QC Systems for Quality Assurance of Raw Materials in Garment Manufacturing

This article is contributed by Shobhit Jindal. 

Since quality is one of the most critical factors for the customer and no one will accept less than the acceptable quality norms, many factories employ their own quality systems as per the requirement of buyer or customer. But to become the most efficient in terms of quality a factory needs to set their standards a little more stringent than what is expected from them. This will ensure that there is less rework and zero customer complaints from the customer. 

Following are the basic quality standards that could be implemented for incoming raw materials to assure quality without any failure.

Quality inspection in Fabric store

1. Visual defect inspection: 
For the visual defect inspection, we have a world wide tested parameter of 4 point system to check the fabric defects like contamination, slubs, neps, stains, holes, etc. We need to check at least 20% of the total fabrics received so as to ensure no defective fabric is issued to cutting. 

The major mistake many factories make in choosing the rolls is they take rolls with big quantities to cover 20% figure so as to reduce their workload. It is recommended to cover as many rolls as possible (with a mix of small and big rolls) so that the actual condition of the fabric is known. It is also advisable to put some layers of fabric under the checking area when light color fabrics are checked esp. white color. Many defects will not be visible in a single layer in light colors.

2. Shade inspection: 
There are three types of shades present in fabrics. Below are the criteria to check the shade for each type:

a) Roll to roll variation: To check roll to roll shade variation, cut 30 cm full-width panel of 100% rolls and make a shade band. Grouping needs to be done from a lighter to a darker shade. Cross verify the band with the approved color standard received from the brand (buyer). You can get the same from the concerned merchant. If there is no major variation in the shade then it can be approved internally. In case of major variation is found then we need to take the approval of same from customer. Always mention the volume of each lot while sending it to the customer so that decision-making can be done accurately.

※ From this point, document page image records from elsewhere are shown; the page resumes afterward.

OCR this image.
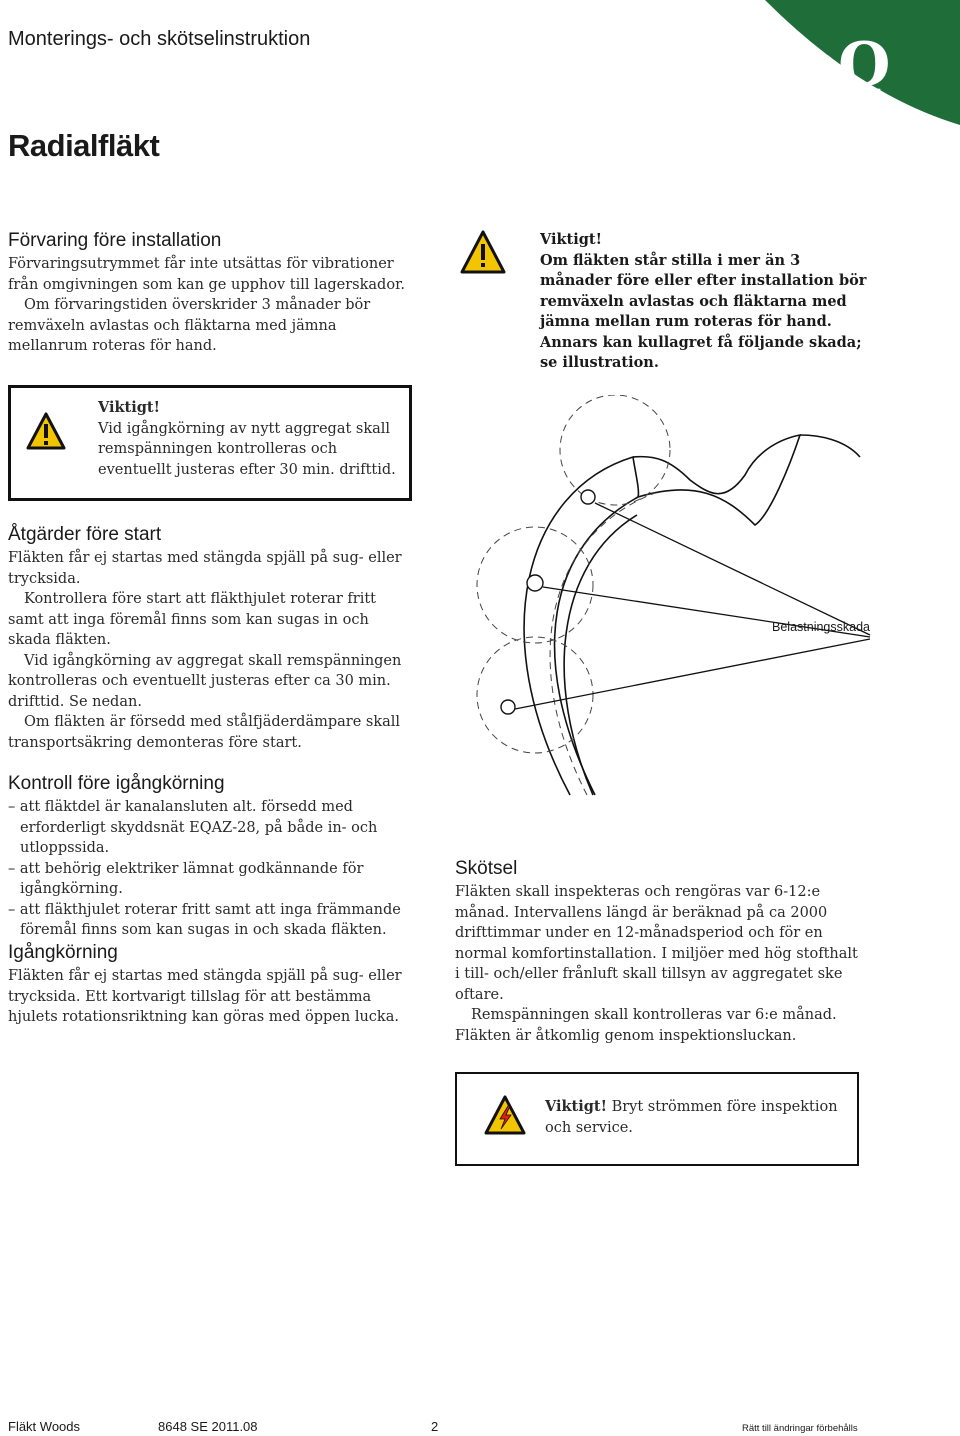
Monterings- och skötselinstruktion	eQ
Radialfläkt
Förvaring före installation

Förvaringsutrymmet får inte utsättas för vibrationer från omgivningen som kan ge upphov till lagerskador.

Om förvaringstiden överskrider 3 månader bör remväxeln avlastas och fläktarna med jämna mellanrum roteras för hand.

Viktigt!
Om fläkten står stilla i mer än 3 månader före eller efter installation bör remväxeln avlastas och fläktarna med jämna mellan rum roteras för hand. Annars kan kullagret få följande skada; se illustration.
Viktigt!
Vid igångkörning av nytt aggregat skall remspänningen kontrolleras och eventuellt justeras efter 30 min. drifttid.
Åtgärder före start

Fläkten får ej startas med stängda spjäll på sug- eller trycksida.

Kontrollera före start att fläkthjulet roterar fritt samt att inga föremål finns som kan sugas in och skada fläkten.

Vid igångkörning av aggregat skall remspänningen kontrolleras och eventuellt justeras efter ca 30 min. drifttid. Se nedan.

Om fläkten är försedd med stålfjäderdämpare skall transportsäkring demonteras före start.

Kontroll före igångkörning

– att fläktdel är kanalansluten alt. försedd med erforderligt skyddsnät EQAZ-28, på både in- och utloppssida.

– att behörig elektriker lämnat godkännande för igångkörning.

– att fläkthjulet roterar fritt samt att inga främmande föremål finns som kan sugas in och skada fläkten.

Igångkörning

Fläkten får ej startas med stängda spjäll på sug- eller trycksida. Ett kortvarigt tillslag för att bestämma hjulets rotationsriktning kan göras med öppen lucka.

Belastningsskada
Skötsel

Fläkten skall inspekteras och rengöras var 6-12:e månad. Intervallens längd är beräknad på ca 2000 drifttimmar under en 12-månadsperiod och för en normal komfortinstallation. I miljöer med hög stofthalt i till- och/eller frånluft skall tillsyn av aggregatet ske oftare.

Remspänningen skall kontrolleras var 6:e månad. Fläkten är åtkomlig genom inspektionsluckan.

Viktigt! Bryt strömmen före inspektion och service.
Fläkt Woods	8648 SE 2011.08	2	Rätt till ändringar förbehålls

b) Center to selvage variation (CSV): This is one of most critical shade which can cause high rejection if not caught. Many factories randomly check CSV panels and take decisions. It is important to check 100% rolls for CSV and take decisions accordingly. If a major variation is present in the panels then it is advisable to reject the fabric and don’t proceed with cutting. Putting CS maker for every variation is not the correct step. CS marker is only advisable for variation which is minor. In case of doubt make a garment mock and take a call accordingly.

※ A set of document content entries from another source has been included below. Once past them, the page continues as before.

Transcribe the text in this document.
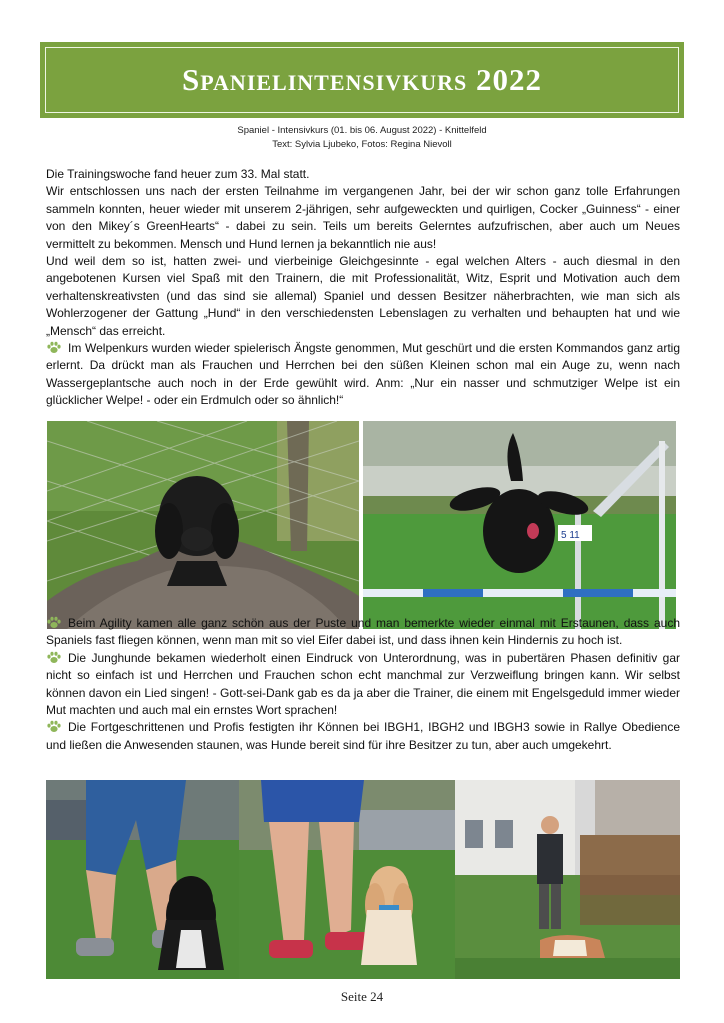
Spanielintensivkurs 2022
Spaniel - Intensivkurs (01. bis 06. August 2022) - Knittelfeld
Text: Sylvia Ljubeko, Fotos: Regina Nievoll
Die Trainingswoche fand heuer zum 33. Mal statt.
Wir entschlossen uns nach der ersten Teilnahme im vergangenen Jahr, bei der wir schon ganz tolle Erfahrungen sammeln konnten, heuer wieder mit unserem 2-jährigen, sehr aufgeweckten und quirligen, Cocker „Guinness“ - einer von den Mikey´s GreenHearts“ - dabei zu sein. Teils um bereits Gelerntes aufzufrischen, aber auch um Neues vermittelt zu bekommen. Mensch und Hund lernen ja bekanntlich nie aus!
Und weil dem so ist, hatten zwei- und vierbeinige Gleichgesinnte - egal welchen Alters - auch diesmal in den angebotenen Kursen viel Spaß mit den Trainern, die mit Professionalität, Witz, Esprit und Motivation auch dem verhaltenskreativsten (und das sind sie allemal) Spaniel und dessen Besitzer näherbrachten, wie man sich als Wohlerzogener der Gattung „Hund“ in den verschiedensten Lebenslagen zu verhalten und behaupten hat und wie „Mensch“ das erreicht.
Im Welpenkurs wurden wieder spielerisch Ängste genommen, Mut geschürt und die ersten Kommandos ganz artig erlernt. Da drückt man als Frauchen und Herrchen bei den süßen Kleinen schon mal ein Auge zu, wenn nach Wassergeplantsche auch noch in der Erde gewühlt wird. Anm: „Nur ein nasser und schmutziger Welpe ist ein glücklicher Welpe! - oder ein Erdmulch oder so ähnlich!“
5 11
Beim Agility kamen alle ganz schön aus der Puste und man bemerkte wieder einmal mit Erstaunen, dass auch Spaniels fast fliegen können, wenn man mit so viel Eifer dabei ist, und dass ihnen kein Hindernis zu hoch ist.
Die Junghunde bekamen wiederholt einen Eindruck von Unterordnung, was in pubertären Phasen definitiv gar nicht so einfach ist und Herrchen und Frauchen schon echt manchmal zur Verzweiflung bringen kann. Wir selbst können davon ein Lied singen! - Gott-sei-Dank gab es da ja aber die Trainer, die einem mit Engelsgeduld immer wieder Mut machten und auch mal ein ernstes Wort sprachen!
Die Fortgeschrittenen und Profis festigten ihr Können bei IBGH1, IBGH2 und IBGH3 sowie in Rallye Obedience und ließen die Anwesenden staunen, was Hunde bereit sind für ihre Besitzer zu tun, aber auch umgekehrt.
Seite 24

c) Within roll variation (lengthwise): Few shades which are dark like black, navy blue, khaki has variation over length. The best way to check the same is to cut a 30 cm full-width panel from the top and bottom of each roll (taking fabric from the start and end of the roll). Then check the same for shade. If present then we need to communicate the same to CAD so that long length marker can be avoided for same. It must be noted that if the fabric is having CSV and length-wise shade variation then a factory should reject the fabric and not proceed to cut.

3. Physical testing: 
Physical testing can be done randomly as per the buyer manual. We can do it on any random roll. In case of wash order, washing shrinkage needs to be checked of 100% rolls. One thing that is the most important which many factories don’t do is to verify the test result with the FPT report received from the supplier. Also, the FPT report must be cross verified with the quality manual of the brand so as to ensure all the required tests are being performed in the report. Many cases came across me when a few tests were missing from the FPT report and during GPT fabric is not meeting required testing standards. At this time the whole shipment will be in jeopardy and the supplier will not accept the debit as the fabric is cut and stitched.

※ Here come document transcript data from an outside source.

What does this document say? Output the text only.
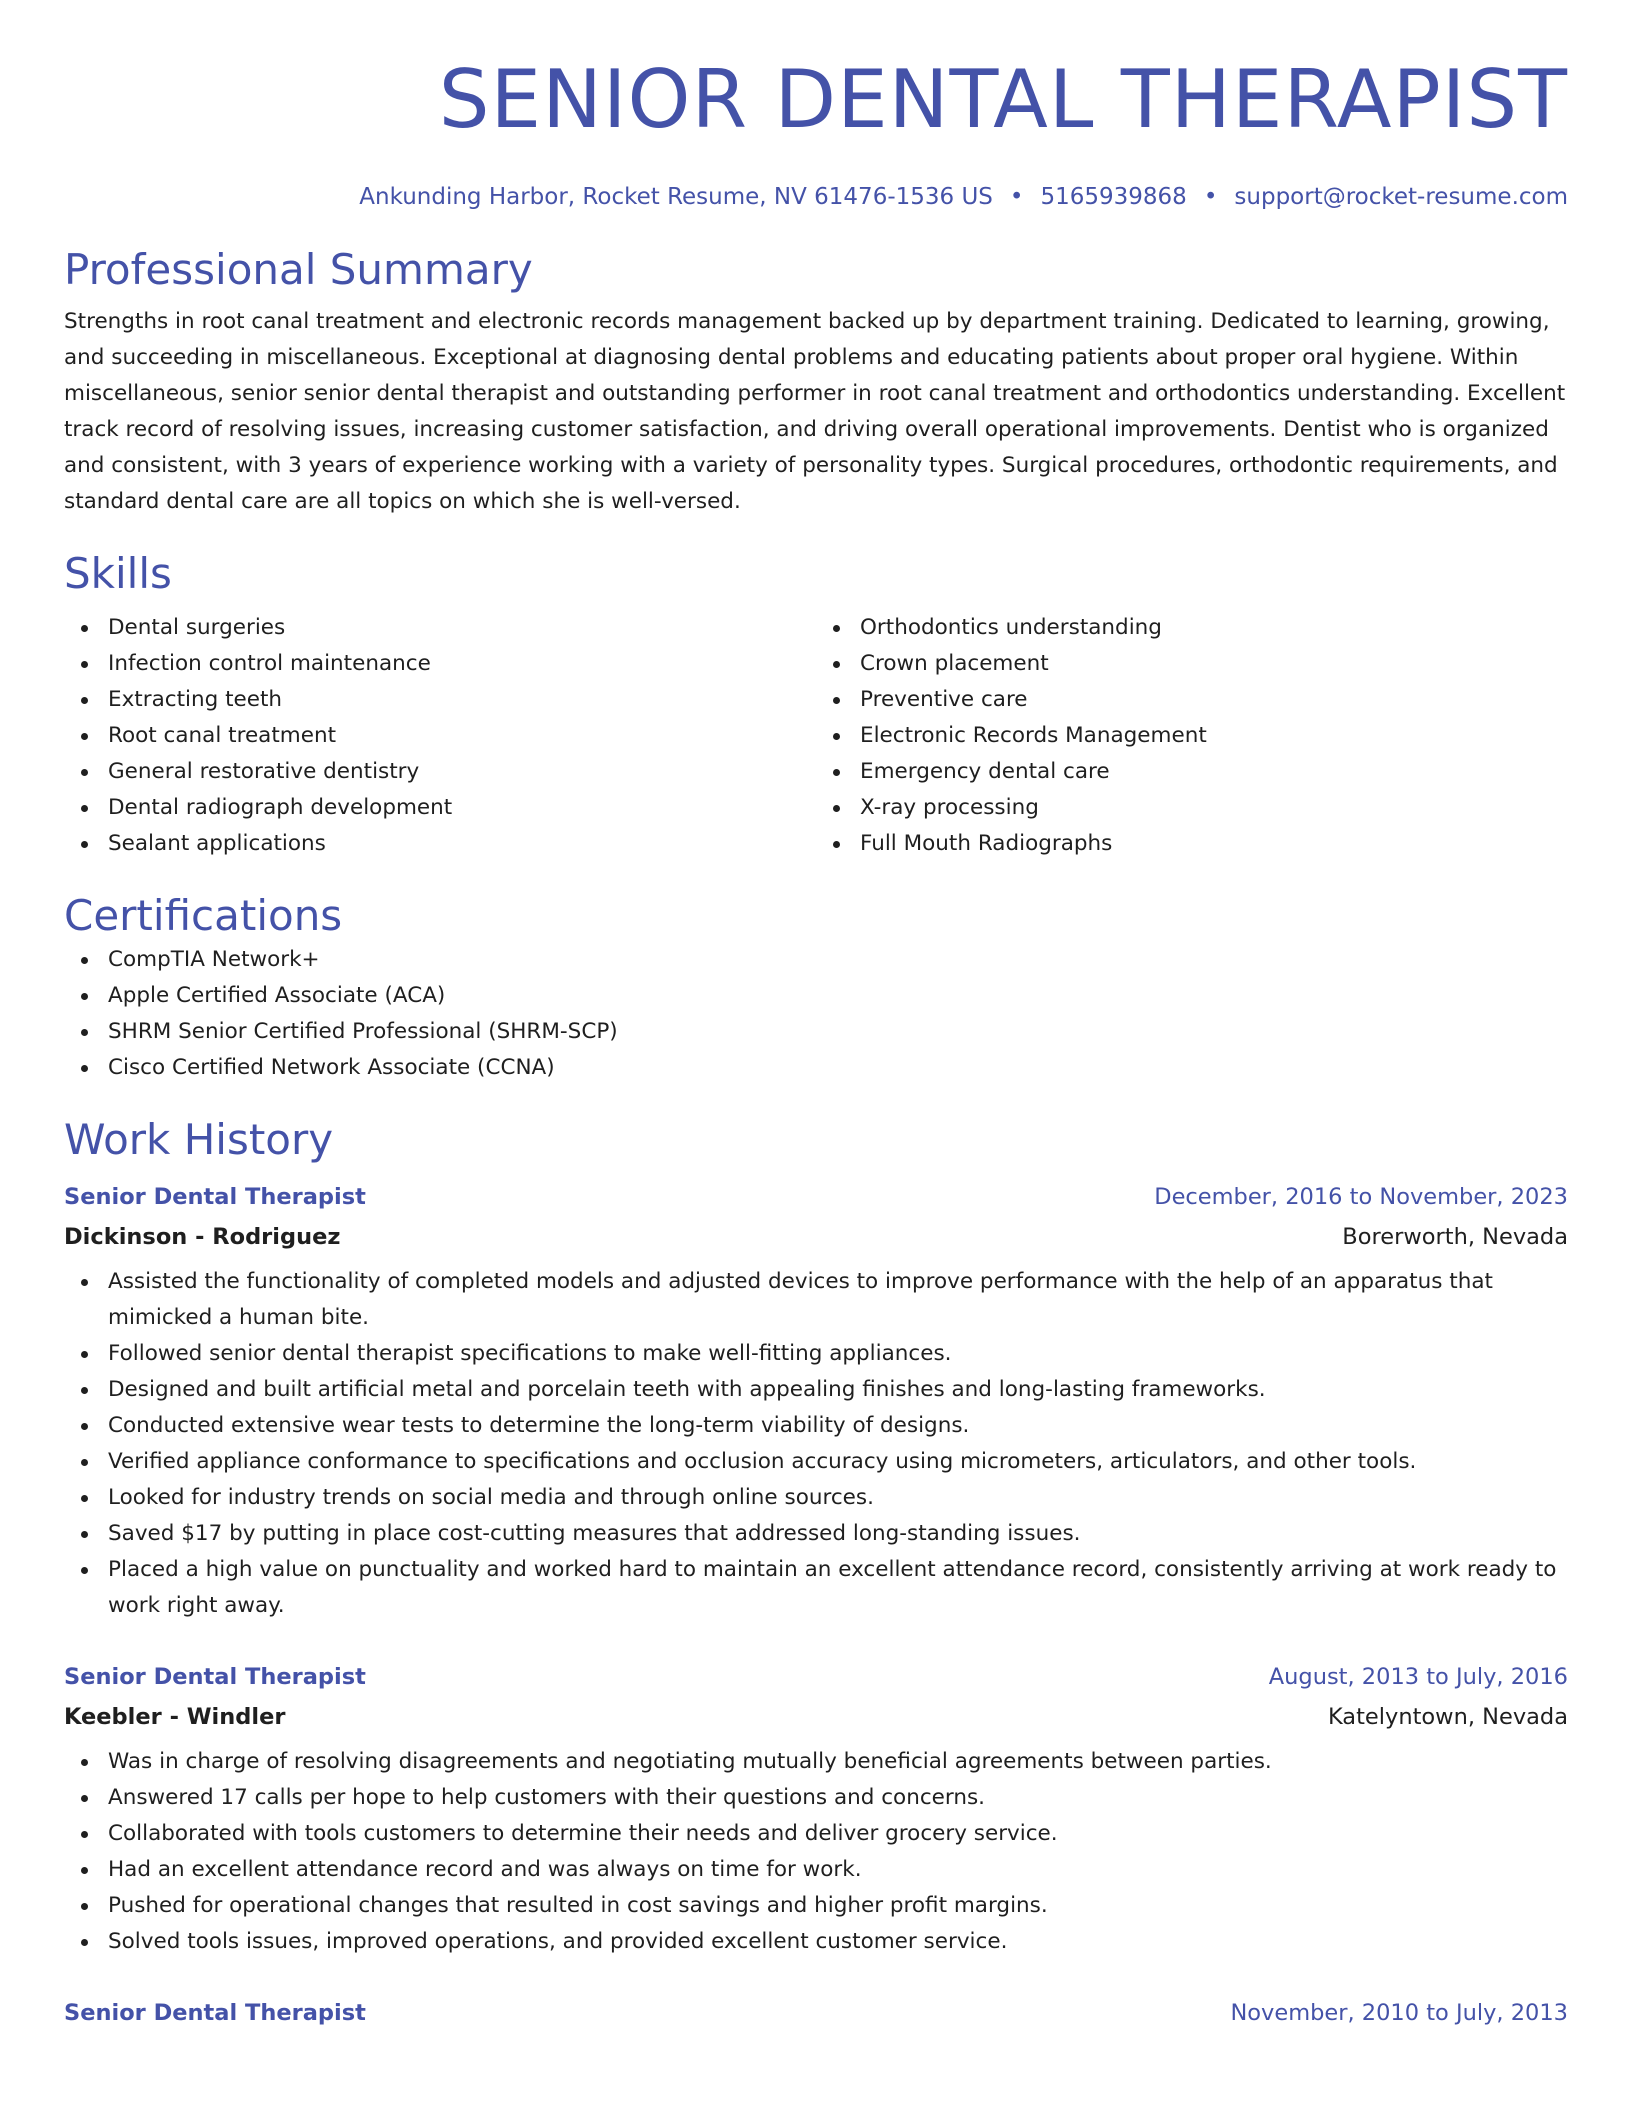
SENIOR DENTAL THERAPIST
Ankunding Harbor, Rocket Resume, NV 61476-1536 US • 5165939868 • support@rocket-resume.com
Professional Summary
Strengths in root canal treatment and electronic records management backed up by department training. Dedicated to learning, growing, and succeeding in miscellaneous. Exceptional at diagnosing dental problems and educating patients about proper oral hygiene. Within miscellaneous, senior senior dental therapist and outstanding performer in root canal treatment and orthodontics understanding. Excellent track record of resolving issues, increasing customer satisfaction, and driving overall operational improvements. Dentist who is organized and consistent, with 3 years of experience working with a variety of personality types. Surgical procedures, orthodontic requirements, and standard dental care are all topics on which she is well-versed.
Skills
Dental surgeries
Infection control maintenance
Extracting teeth
Root canal treatment
General restorative dentistry
Dental radiograph development
Sealant applications
Orthodontics understanding
Crown placement
Preventive care
Electronic Records Management
Emergency dental care
X-ray processing
Full Mouth Radiographs
Certifications
CompTIA Network+
Apple Certified Associate (ACA)
SHRM Senior Certified Professional (SHRM-SCP)
Cisco Certified Network Associate (CCNA)
Work History
Senior Dental Therapist	December, 2016 to November, 2023
Dickinson - Rodriguez	Borerworth, Nevada
Assisted the functionality of completed models and adjusted devices to improve performance with the help of an apparatus that mimicked a human bite.
Followed senior dental therapist specifications to make well-fitting appliances.
Designed and built artificial metal and porcelain teeth with appealing finishes and long-lasting frameworks.
Conducted extensive wear tests to determine the long-term viability of designs.
Verified appliance conformance to specifications and occlusion accuracy using micrometers, articulators, and other tools.
Looked for industry trends on social media and through online sources.
Saved $17 by putting in place cost-cutting measures that addressed long-standing issues.
Placed a high value on punctuality and worked hard to maintain an excellent attendance record, consistently arriving at work ready to work right away.
Senior Dental Therapist	August, 2013 to July, 2016
Keebler - Windler	Katelyntown, Nevada
Was in charge of resolving disagreements and negotiating mutually beneficial agreements between parties.
Answered 17 calls per hope to help customers with their questions and concerns.
Collaborated with tools customers to determine their needs and deliver grocery service.
Had an excellent attendance record and was always on time for work.
Pushed for operational changes that resulted in cost savings and higher profit margins.
Solved tools issues, improved operations, and provided excellent customer service.
Senior Dental Therapist	November, 2010 to July, 2013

Related post: Essential fabric quality reports required before bulk cutting

Quality Inspection in Trim Store

Trims can be checked randomly 10% of the total quantity received. It is advisable to take as many packets as possible so as to assure quality more efficiently. In case of wash orders, it is advisable to pre-shrink labels and trims, tapes. Colorfastness to wash and rub also needs to be checked for colored material like labels, trim tapes, tags, etc. Also, ask for testing reports of trims from suppliers so that a record can be maintained for trims quality. This will be helpful to claim loss from suppliers in case of any failure. For carton bursting strength is important to check.

If the above mentioned systems are followed then there will be less rework in production due to raw quality issues of materials. 

About the author
Shobhit Jindal is graduated from NIFT with a degree in apparel production. He has done his MBA from Amity University in Operations. He has a total experience of 6 years in the apparel industry in fields of Industrial engineering, Quality Control and Audits, Production, and Product Development.